Cette différence visuelle change votre interaction avec votre travail :
- Vous pouvez voir si trop de tâches sont en cours (signe classique de changement de contexte)
- Vous repérez les éléments bloqués en révision depuis des jours
- Vous voyez quand le backlog grandit plus vite que les tâches ne se terminent
L'astuce des limites de travail en cours
L'une des idées les plus puissantes du kanban est la limite de travail en cours (WIP) : un plafond sur le nombre de tâches pouvant être dans une colonne à la fois.
Ça semble restrictif. En pratique, ça force exactement le bon comportement.
Si "En cours" a une limite de 3 et qu'elle est pleine, vous ne pouvez pas prendre une nouvelle tâche. Au lieu de cela, vous vous concentrez sur la finalisation de l'une des trois que vous avez déjà. Cela contrecarre l'échec de productivité le plus courant : commencer des choses sans les finir.
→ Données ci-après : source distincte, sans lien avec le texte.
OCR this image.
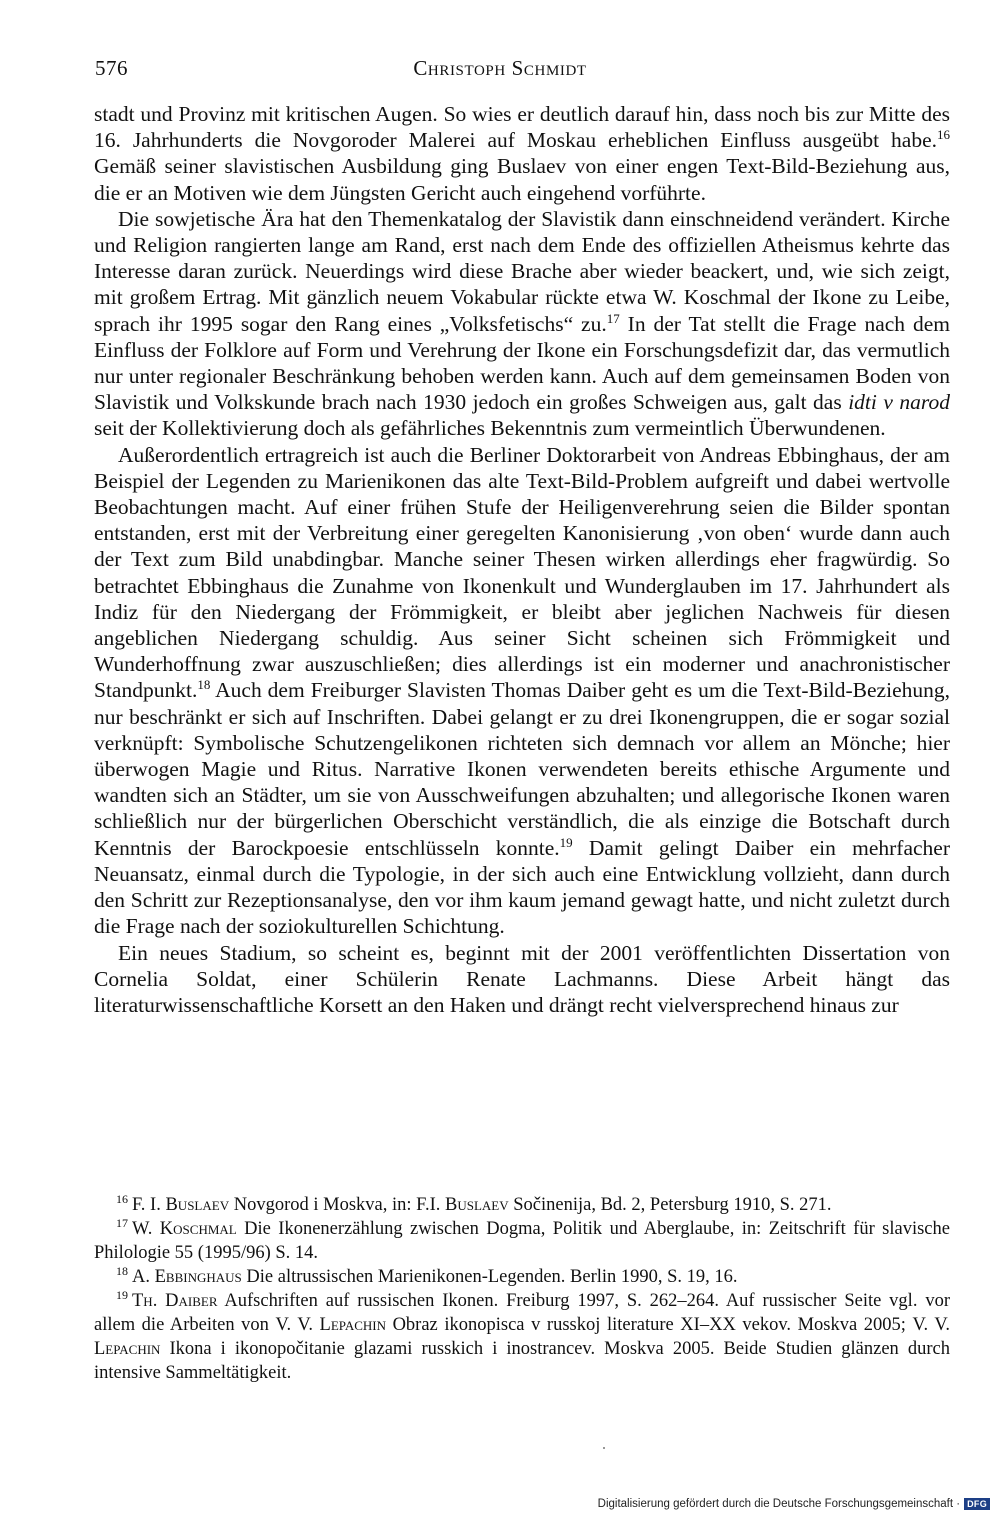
576	Christoph Schmidt

stadt und Provinz mit kritischen Augen. So wies er deutlich darauf hin, dass noch bis zur Mitte des 16. Jahrhunderts die Novgoroder Malerei auf Moskau erheblichen Einfluss ausgeübt habe.$^{16}$ Gemäß seiner slavistischen Ausbildung ging Buslaev von einer engen Text-Bild-Beziehung aus, die er an Motiven wie dem Jüngsten Gericht auch eingehend vorführte.

Die sowjetische Ära hat den Themenkatalog der Slavistik dann einschneidend verändert. Kirche und Religion rangierten lange am Rand, erst nach dem Ende des offiziellen Atheismus kehrte das Interesse daran zurück. Neuerdings wird diese Brache aber wieder beackert, und, wie sich zeigt, mit großem Ertrag. Mit gänzlich neuem Vokabular rückte etwa W. Koschmal der Ikone zu Leibe, sprach ihr 1995 sogar den Rang eines „Volksfetischs“ zu.$^{17}$ In der Tat stellt die Frage nach dem Einfluss der Folklore auf Form und Verehrung der Ikone ein Forschungsdefizit dar, das vermutlich nur unter regionaler Beschränkung behoben werden kann. Auch auf dem gemeinsamen Boden von Slavistik und Volkskunde brach nach 1930 jedoch ein großes Schweigen aus, galt das idti v narod seit der Kollektivierung doch als gefährliches Bekenntnis zum vermeintlich Überwundenen.

Außerordentlich ertragreich ist auch die Berliner Doktorarbeit von Andreas Ebbinghaus, der am Beispiel der Legenden zu Marienikonen das alte Text-Bild-Problem aufgreift und dabei wertvolle Beobachtungen macht. Auf einer frühen Stufe der Heiligenverehrung seien die Bilder spontan entstanden, erst mit der Verbreitung einer geregelten Kanonisierung ‚von oben‘ wurde dann auch der Text zum Bild unabdingbar. Manche seiner Thesen wirken allerdings eher fragwürdig. So betrachtet Ebbinghaus die Zunahme von Ikonenkult und Wunderglauben im 17. Jahrhundert als Indiz für den Niedergang der Frömmigkeit, er bleibt aber jeglichen Nachweis für diesen angeblichen Niedergang schuldig. Aus seiner Sicht scheinen sich Frömmigkeit und Wunderhoffnung zwar auszuschließen; dies allerdings ist ein moderner und anachronistischer Standpunkt.$^{18}$ Auch dem Freiburger Slavisten Thomas Daiber geht es um die Text-Bild-Beziehung, nur beschränkt er sich auf Inschriften. Dabei gelangt er zu drei Ikonengruppen, die er sogar sozial verknüpft: Symbolische Schutzengelikonen richteten sich demnach vor allem an Mönche; hier überwogen Magie und Ritus. Narrative Ikonen verwendeten bereits ethische Argumente und wandten sich an Städter, um sie von Ausschweifungen abzuhalten; und allegorische Ikonen waren schließlich nur der bürgerlichen Oberschicht verständlich, die als einzige die Botschaft durch Kenntnis der Barockpoesie entschlüsseln konnte.$^{19}$ Damit gelingt Daiber ein mehrfacher Neuansatz, einmal durch die Typologie, in der sich auch eine Entwicklung vollzieht, dann durch den Schritt zur Rezeptionsanalyse, den vor ihm kaum jemand gewagt hatte, und nicht zuletzt durch die Frage nach der soziokulturellen Schichtung.

Ein neues Stadium, so scheint es, beginnt mit der 2001 veröffentlichten Dissertation von Cornelia Soldat, einer Schülerin Renate Lachmanns. Diese Arbeit hängt das literaturwissenschaftliche Korsett an den Haken und drängt recht vielversprechend hinaus zur

$^{16}$ F. I. Buslaev Novgorod i Moskva, in: F.I. Buslaev Sočinenija, Bd. 2, Petersburg 1910, S. 271.

$^{17}$ W. Koschmal Die Ikonenerzählung zwischen Dogma, Politik und Aberglaube, in: Zeitschrift für slavische Philologie 55 (1995/96) S. 14.

$^{18}$ A. Ebbinghaus Die altrussischen Marienikonen-Legenden. Berlin 1990, S. 19, 16.

$^{19}$ Th. Daiber Aufschriften auf russischen Ikonen. Freiburg 1997, S. 262–264. Auf russischer Seite vgl. vor allem die Arbeiten von V. V. Lepachin Obraz ikonopisca v russkoj literature XI–XX vekov. Moskva 2005; V. V. Lepachin Ikona i ikonopočitanie glazami russkich i inostrancev. Moskva 2005. Beide Studien glänzen durch intensive Sammeltätigkeit.

Digitalisierung gefördert durch die Deutsche Forschungsgemeinschaft · DFG
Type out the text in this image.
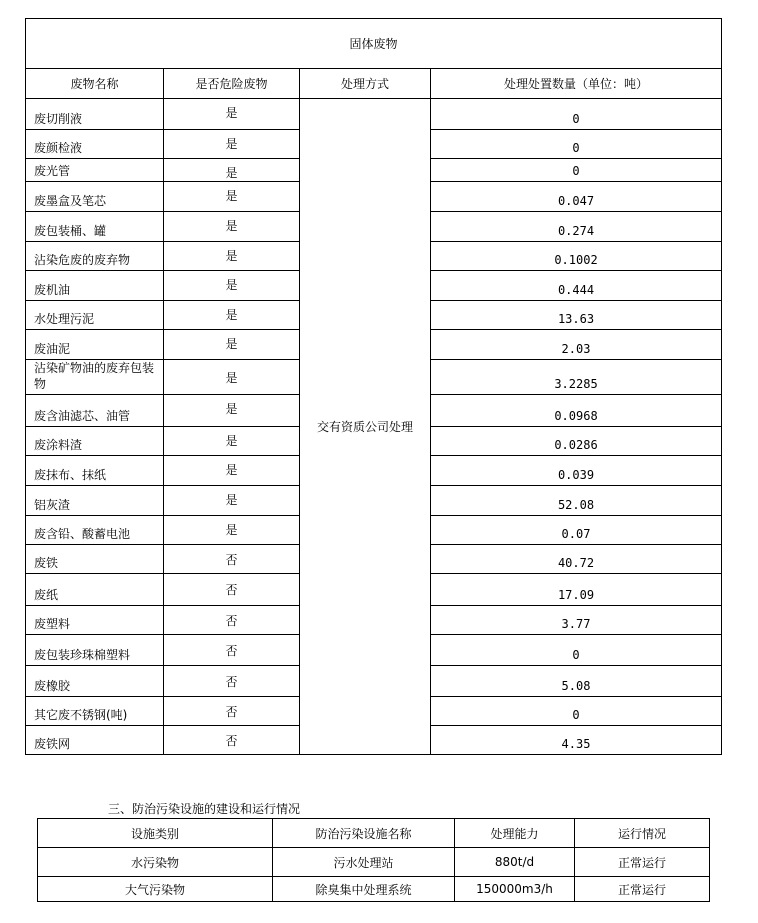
固体废物			
废物名称	是否危险废物	处理方式	处理处置数量（单位：吨）

废切削液	是	交有资质公司处理	0

废颜检液	是		0

废光管	是		0

废墨盒及笔芯	是		0.047

废包装桶、罐	是		0.274

沾染危废的废弃物	是		0.1002

废机油	是		0.444

水处理污泥	是		13.63

废油泥	是		2.03

沾染矿物油的废弃包装物	是		3.2285

废含油滤芯、油管	是		0.0968

废涂料渣	是		0.0286

废抹布、抹纸	是		0.039

铝灰渣	是		52.08

废含铅、酸蓄电池	是		0.07

废铁	否		40.72

废纸	否		17.09

废塑料	否		3.77

废包装珍珠棉塑料	否		0

废橡胶	否		5.08

其它废不锈钢(吨)	否		0

废铁网	否		4.35
三、防治污染设施的建设和运行情况
设施类别	防治污染设施名称	处理能力	运行情况
水污染物	污水处理站	880t/d	正常运行
大气污染物	除臭集中处理系统	150000m3/h	正常运行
Quand les listes de tâches suffisent
Le kanban n'est pas toujours la réponse.
Utilisez une liste de tâches quand :
- Vous travaillez seul sur des tâches simples et indépendantes
- Le travail prend moins d'une journée par élément
- Vous capturez des idées pour plus tard, pas du suivi actif
Utilisez un tableau kanban quand :
- Le travail s'étend sur plusieurs jours ou phases
- Plus d'une personne est impliquée
- Vous devez voir le flux de travail global, pas seulement vos tâches personnelles
Pour la plupart des travailleurs intellectuels, la réponse est : utilisez une liste personnelle pour les captures rapides, et déplacez tout ce qui est substantiel vers un tableau de projet.
Faire la transition
Si vous avez géré votre travail avec une liste de tâches et souhaitez essayer le kanban :
- Commencez simple. Trois colonnes : À faire / En cours / Terminé. Ajoutez-en d'autres seulement quand c'est nécessaire.
- Une tâche, un responsable. Chaque tâche doit avoir exactement une personne responsable.
- Limitez le travail en cours. Commencez avec une limite WIP de 3. Ajustez ensuite.
- Revue hebdomadaire. Chaque lundi, passez 15 minutes à repérer les tâches bloquées et à nettoyer la colonne terminé.
L'objectif n'est pas un système parfait — c'est un système qui fait apparaître les problèmes avant qu'ils ne deviennent des crises.
Votre liste de tâches n'échoue pas parce que vous êtes désorganisé. Elle échoue parce que les listes ne sont pas conçues pour la façon dont le travail complexe circule réellement. Essayez de donner une structure à ce travail, et voyez ce qui change.